Data envelopment analysis, Oscilloscopes -- Pricing, Technology -- Management, Operations research


The research in this paper proposes a new technique for pricing products in competitive markets taking into account the features and prices of competing product offerings. This technique is based on a methodology known as Data Envelopment Analysis (DEA) and is referred to as Competitive Pricing using Data Envelopment Analysis (CPDEA).

The speed of innovation and new product development in competitive markets continues to accelerate at a rapid pace. In this environment, when new products are introduced they do not necessarily disappear, they often remain in the market at a price that decreases over time to reflects the market’s perception of reduced value – the latest and greatest products often command a price premium.
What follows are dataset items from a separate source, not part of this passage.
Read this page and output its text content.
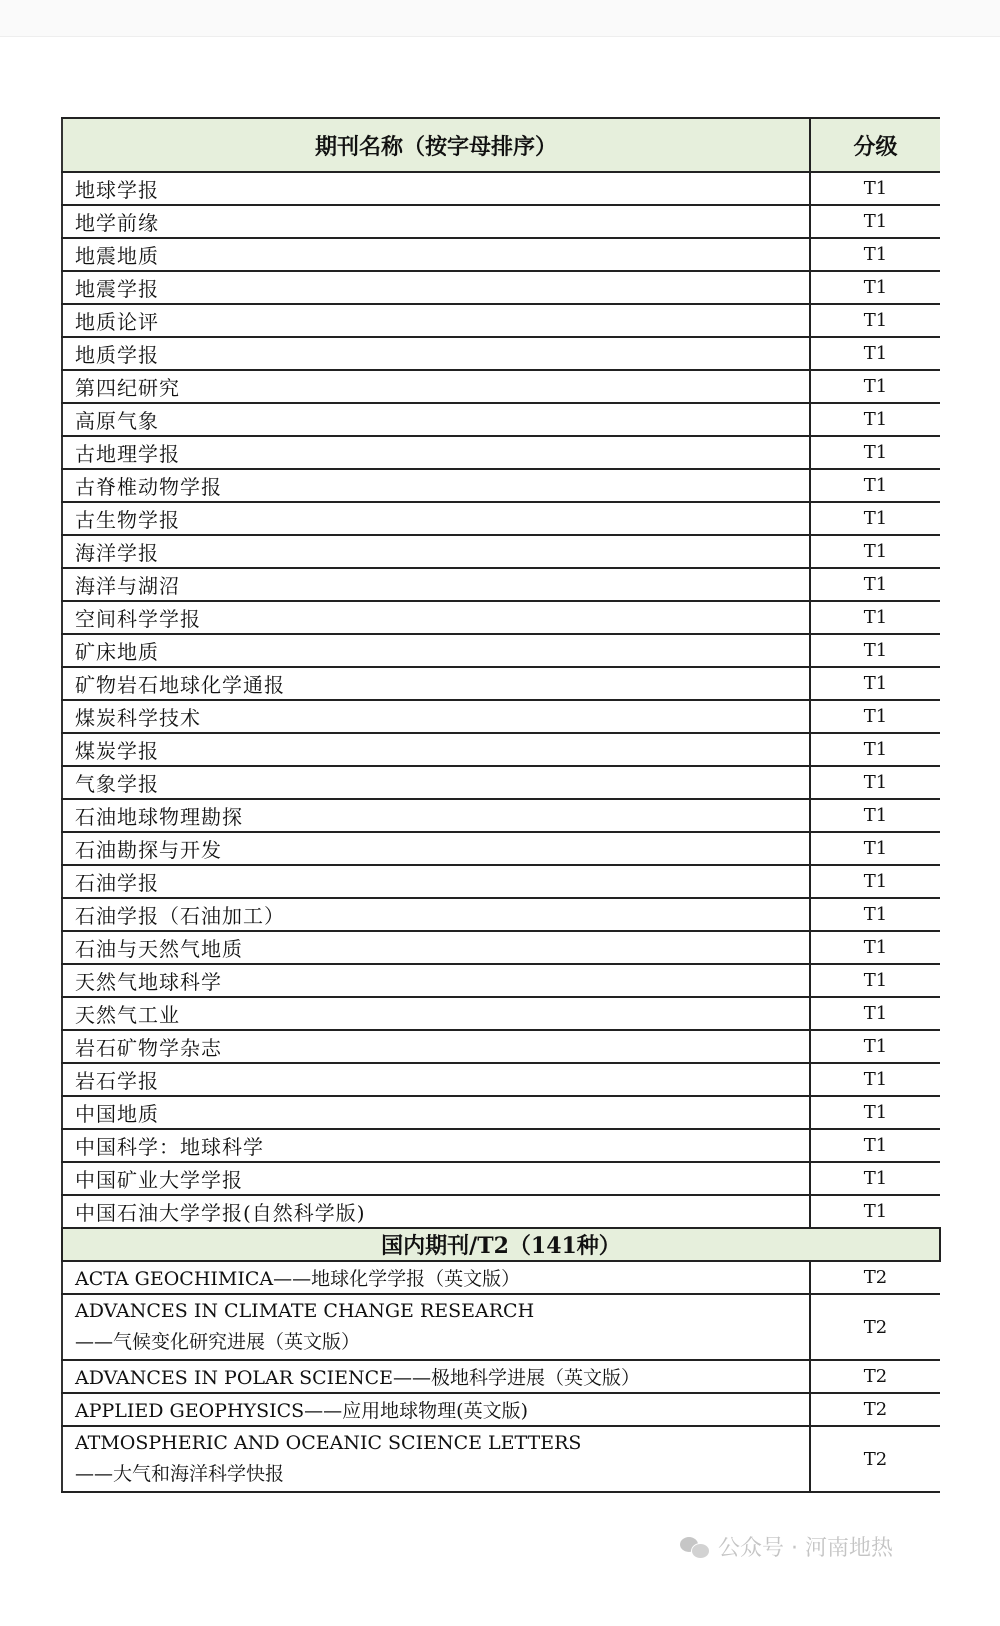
期刊名称（按字母排序）	分级
地球学报	T1
地学前缘	T1
地震地质	T1
地震学报	T1
地质论评	T1
地质学报	T1
第四纪研究	T1
高原气象	T1
古地理学报	T1
古脊椎动物学报	T1
古生物学报	T1
海洋学报	T1
海洋与湖沼	T1
空间科学学报	T1
矿床地质	T1
矿物岩石地球化学通报	T1
煤炭科学技术	T1
煤炭学报	T1
气象学报	T1
石油地球物理勘探	T1
石油勘探与开发	T1
石油学报	T1
石油学报（石油加工）	T1
石油与天然气地质	T1
天然气地球科学	T1
天然气工业	T1
岩石矿物学杂志	T1
岩石学报	T1
中国地质	T1
中国科学：地球科学	T1
中国矿业大学学报	T1
中国石油大学学报(自然科学版)	T1
国内期刊/T2（141种）	

ACTA GEOCHIMICA——地球化学学报（英文版）	T2

ADVANCES IN CLIMATE CHANGE RESEARCH
——气候变化研究进展（英文版）	T2

ADVANCES IN POLAR SCIENCE——极地科学进展（英文版）	T2

APPLIED GEOPHYSICS——应用地球物理(英文版)	T2

ATMOSPHERIC AND OCEANIC SCIENCE LETTERS
——大气和海洋科学快报	T2
公众号 · 河南地热
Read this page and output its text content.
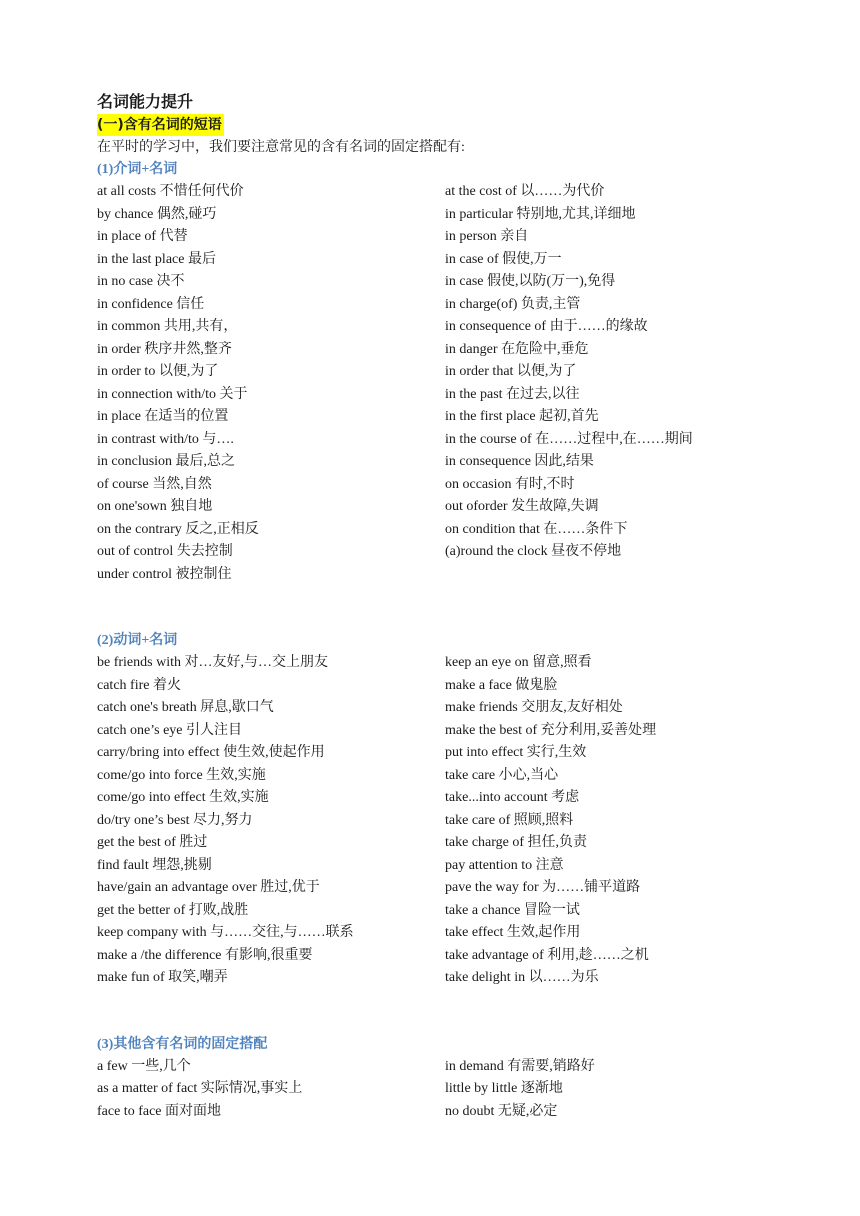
名词能力提升
(一)含有名词的短语
在平时的学习中，我们要注意常见的含有名词的固定搭配有:
(1)介词+名词
at all costs 不惜任何代价	at the cost of 以……为代价
by chance 偶然,碰巧	in particular 特别地,尤其,详细地
in place of 代替	in person 亲自
in the last place 最后	in case of 假使,万一
in no case 决不	in case 假使,以防(万一),免得
in confidence 信任	in charge(of) 负责,主管
in common 共用,共有，	in consequence of 由于……的缘故
in order 秩序井然,整齐	in danger 在危险中,垂危
in order to 以便,为了	in order that 以便,为了
in connection with/to 关于	in the past 在过去,以往
in place 在适当的位置	in the first place 起初,首先
in contrast with/to 与….	in the course of 在……过程中,在……期间
in conclusion 最后,总之	in consequence 因此,结果
of course 当然,自然	on occasion 有时,不时
on one'sown 独自地	out oforder 发生故障,失调
on the contrary 反之,正相反	on condition that 在……条件下
out of control 失去控制	(a)round the clock 昼夜不停地
under control 被控制住
(2)动词+名词
be friends with 对…友好,与…交上朋友	keep an eye on 留意,照看
catch fire 着火	make a face 做鬼脸
catch one's breath 屏息,歇口气	make friends 交朋友,友好相处
catch one’s eye 引人注目	make the best of 充分利用,妥善处理
carry/bring into effect 使生效,使起作用	put into effect 实行,生效
come/go into force 生效,实施	take care 小心,当心
come/go into effect 生效,实施	take...into account 考虑
do/try one’s best 尽力,努力	take care of 照顾,照料
get the best of 胜过	take charge of 担任,负责
find fault 埋怨,挑剔	pay attention to 注意
have/gain an advantage over 胜过,优于	pave the way for 为……铺平道路
get the better of 打败,战胜	take a chance 冒险一试
keep company with 与……交往,与……联系	take effect 生效,起作用
make a /the difference 有影响,很重要	take advantage of 利用,趁……之机
make fun of 取笑,嘲弄	take delight in 以……为乐
(3)其他含有名词的固定搭配
a few 一些,几个	in demand 有需要,销路好
as a matter of fact 实际情况,事实上	little by little 逐渐地
face to face 面对面地	no doubt 无疑,必定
Providers of products and services need to be able to price their products competitively: if they price too high then volume can drop to zero; price too low and money is left on the table.

There are a number of analytical techniques that are used to determine optimal pricing. These include: Conjoint Analysis, Van Westendorp Price Sensitivity Meter, Gabor Granger, Brand vs. Price Trade-off, and Expert Session. However these techniques rely largely on direct customer survey research which is complicated and time consuming to setup; as well as subject to bias based on individual opinions. This bias can be reduced given a large sample size; however, this does not eliminate the gap that exists between buyer perception (what potential customers say they would do) and buyer behavior (what customers actually do). This bias can be removed by looking directly at the market.

This study uses CPDEA to examine the actual prices and features currently available in the oscilloscope market and find those offerings that are state of the art (SOA). In addition, given the results of this analysis, and assuming an efficient market, it is also possible to adjust prices and create an efficient offering even when the “feature set” is not SOA. This provides one more analytical tool to assist with competitive pricing, especially for those offerings with complex feature sets. This, in turn, can boost profit margins for the most advanced and assure competitive pricing for older models.